An Flora prallen diese dummen Bemerkungen einfach nur ab. Sie findet ein weiches, braunes, brütendes Huhn im Garten und nimmt es einfach mit nach Hause in ihr Dachstubenzimmer. Merle soll das Huhn heißen. Eigentlich wollte ja Flora das Huhn am nächsten Tag zurückbringen, aber dann hat sie alles über Hühner im Internet nachgelesen und erfahren, dass sie Merle ruhig befruchtete Eier unterlegen könnte. Schnell sind die Eier bestellt, allerdings fehlt es am nötigen Kleingeld. Aber das hat ja die aufdringliche Evi. Und dann treffen die zwei auch noch den hilfsbereiten Nick und schon haben die drei ein Geheimnis und ein gemeinsames Huhn, das in Floras Kleiderschrank sieben Eier ausbrüten soll.

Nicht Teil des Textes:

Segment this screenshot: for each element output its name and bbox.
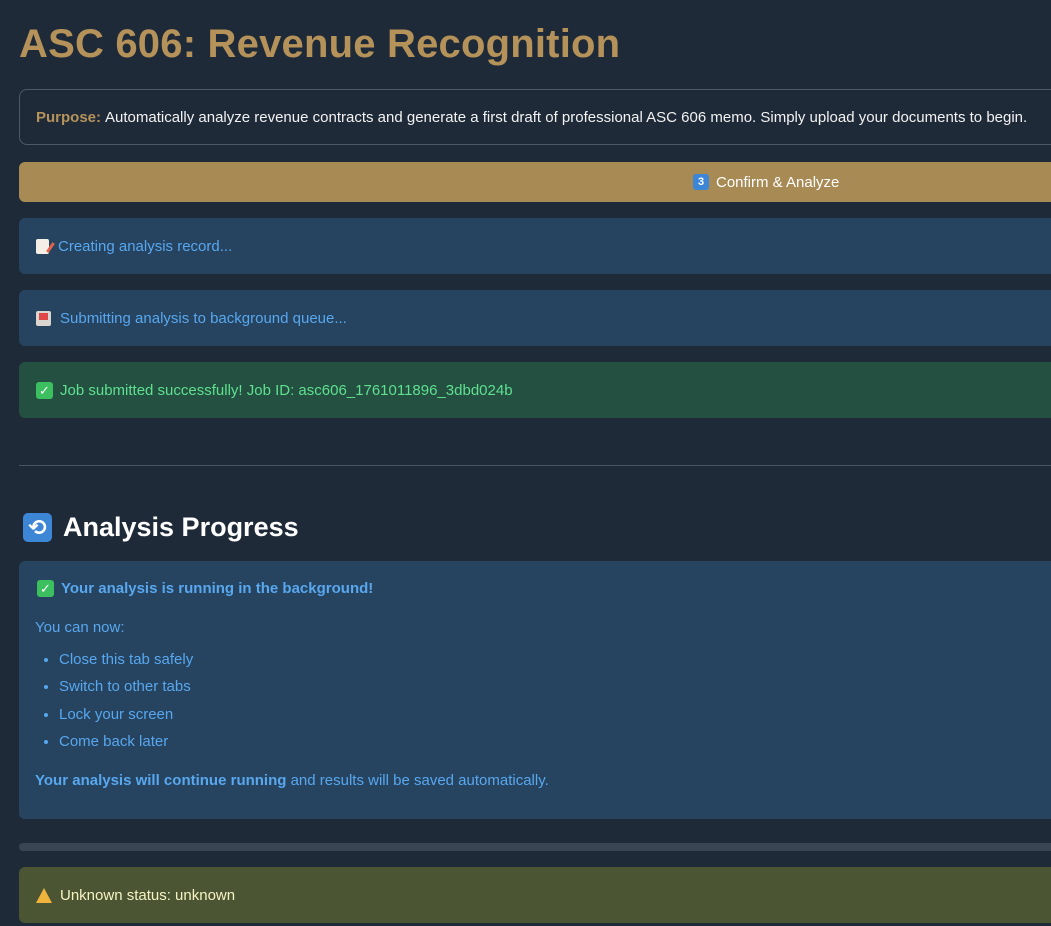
purpose-label: Purpose:: [36, 108, 102, 126]
confirm-analyze-label: Confirm & Analyze: [716, 173, 840, 191]
continue-bold: Your analysis will continue running: [35, 772, 287, 790]
outbox-tray-icon: [36, 310, 51, 326]
you-can-now-text: You can now:: [35, 619, 125, 636]
purpose-text: Automatically analyze revenue contracts …: [105, 108, 1028, 126]
check-mark-icon: ✓: [37, 579, 54, 597]
running-heading: ✓ Your analysis is running in the backgr…: [35, 579, 1051, 597]
analysis-progress-title: Analysis Progress: [63, 512, 299, 542]
list-item: Lock your screen: [59, 706, 1051, 733]
list-item: Come back later: [59, 733, 1051, 760]
job-submitted-text: Job submitted successfully! Job ID: asc6…: [60, 381, 513, 399]
list-item: Close this tab safely: [59, 651, 1051, 678]
options-list: Close this tab safely Switch to other ta…: [35, 651, 1051, 760]
check-mark-icon: ✓: [36, 381, 53, 399]
refresh-icon: ⟲: [23, 513, 52, 542]
continue-running-text: Your analysis will continue running and …: [35, 772, 1051, 789]
list-item: Switch to other tabs: [59, 678, 1051, 705]
job-submitted-alert: ✓ Job submitted successfully! Job ID: as…: [19, 362, 1051, 418]
background-info-box: ✓ Your analysis is running in the backgr…: [19, 561, 1051, 819]
page-title: ASC 606: Revenue Recognition: [19, 22, 621, 66]
unknown-status-alert: Unknown status: unknown: [19, 867, 1051, 923]
submitting-text: Submitting analysis to background queue.…: [60, 309, 347, 327]
purpose-box: Purpose: Automatically analyze revenue c…: [19, 89, 1051, 145]
unknown-status-text: Unknown status: unknown: [60, 886, 236, 904]
creating-record-alert: Creating analysis record...: [19, 218, 1051, 274]
memo-icon: [36, 238, 49, 254]
analysis-progress-heading: ⟲ Analysis Progress: [23, 512, 299, 543]
continue-rest: and results will be saved automatically.: [286, 772, 549, 790]
keycap-three-icon: 3: [693, 174, 709, 190]
warning-icon: [36, 887, 52, 903]
confirm-analyze-button[interactable]: 3 Confirm & Analyze: [19, 162, 1051, 202]
creating-record-text: Creating analysis record...: [58, 237, 233, 255]
submitting-alert: Submitting analysis to background queue.…: [19, 290, 1051, 346]
progress-bar: [19, 843, 1051, 851]
section-divider: [19, 465, 1051, 466]
page: ASC 606: Revenue Recognition Purpose: Au…: [0, 0, 1051, 926]
running-title: Your analysis is running in the backgrou…: [61, 579, 374, 597]
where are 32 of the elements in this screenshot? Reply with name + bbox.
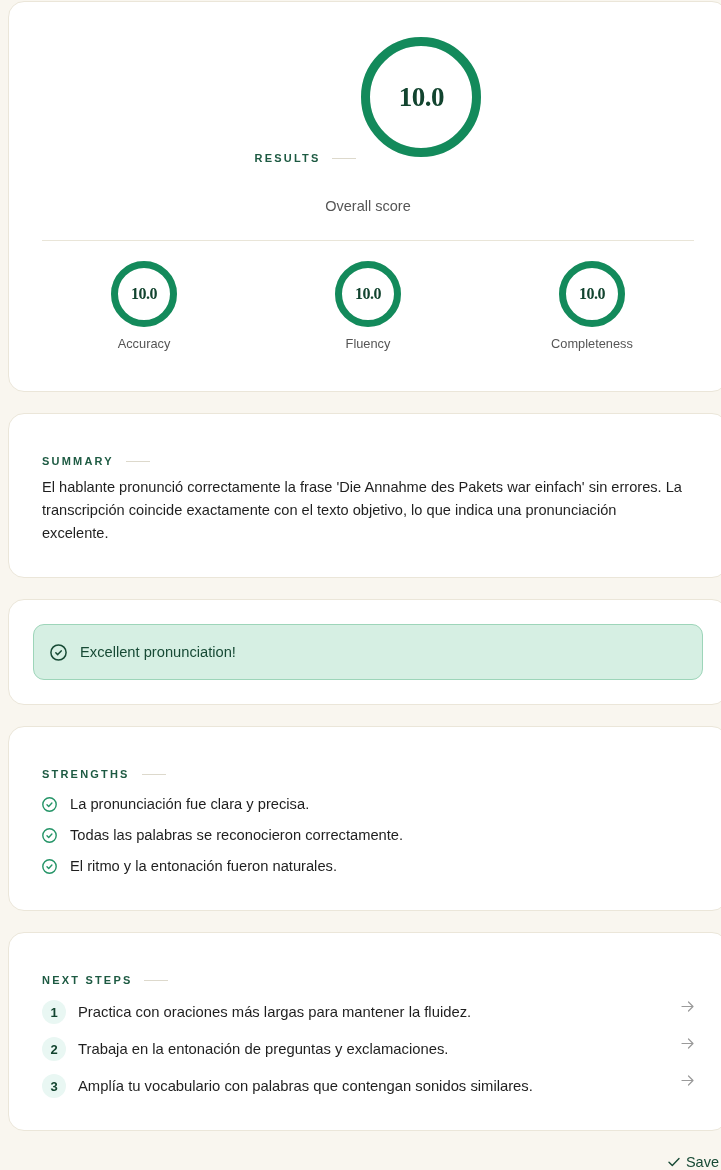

Immer öfter und lauter streiten Evi und Josien, die sich so viel Mühe gibt. Evi hasst eigentlich Hühner und das Land. Und sie ist sauer auf den Vater.
Ohne zu ahnen, was geschehen könnte, eskaliert ein heftiger Streit zwischen der künftigen Stiefmutter und Evi und plötzlich stürzt Josien die Treppe hinunter.
Evi packt schon mal ihre Koffer fürs Gefängnis, denn sie hat Josien zwar nicht gestoßen, ihr aber den Tod lauthals gewünscht. Oder wäre eine Option sich mal bei Josien zu entschuldigen, zumal Josien Evis Vater nicht mehr heiraten will?
Der Konflikt der ganzen Geschichte dreht sich nicht ums Huhn und den Zank mit den Eltern von Flora, sondern um die einsame und verwöhnte Evi und ihre vehemente Ablehnung der künftigen Stiefmutter. Evi will nicht als Ei einer fremden Mutter untergeschoben werden. Dabei interessiert Huhn Merle gar nicht, ob die Eier von ihr sind. Sie brütet und wird sich um die Küken kümmern. Bei Menschen ist das etwas komplizierter und davon erzählt diese herrliche Alltagsgeschichte aus den Niederlanden. Auch wenn ein weinender Vater ein schrecklicher Anblick ist, kommt Evis Sinneswandel innerhalb der Handlung ein bisschen zu schnell.
Und doch die Geschichte ist glaubhaft und Leser lernen eine Menge über Hühner und ihre Küken.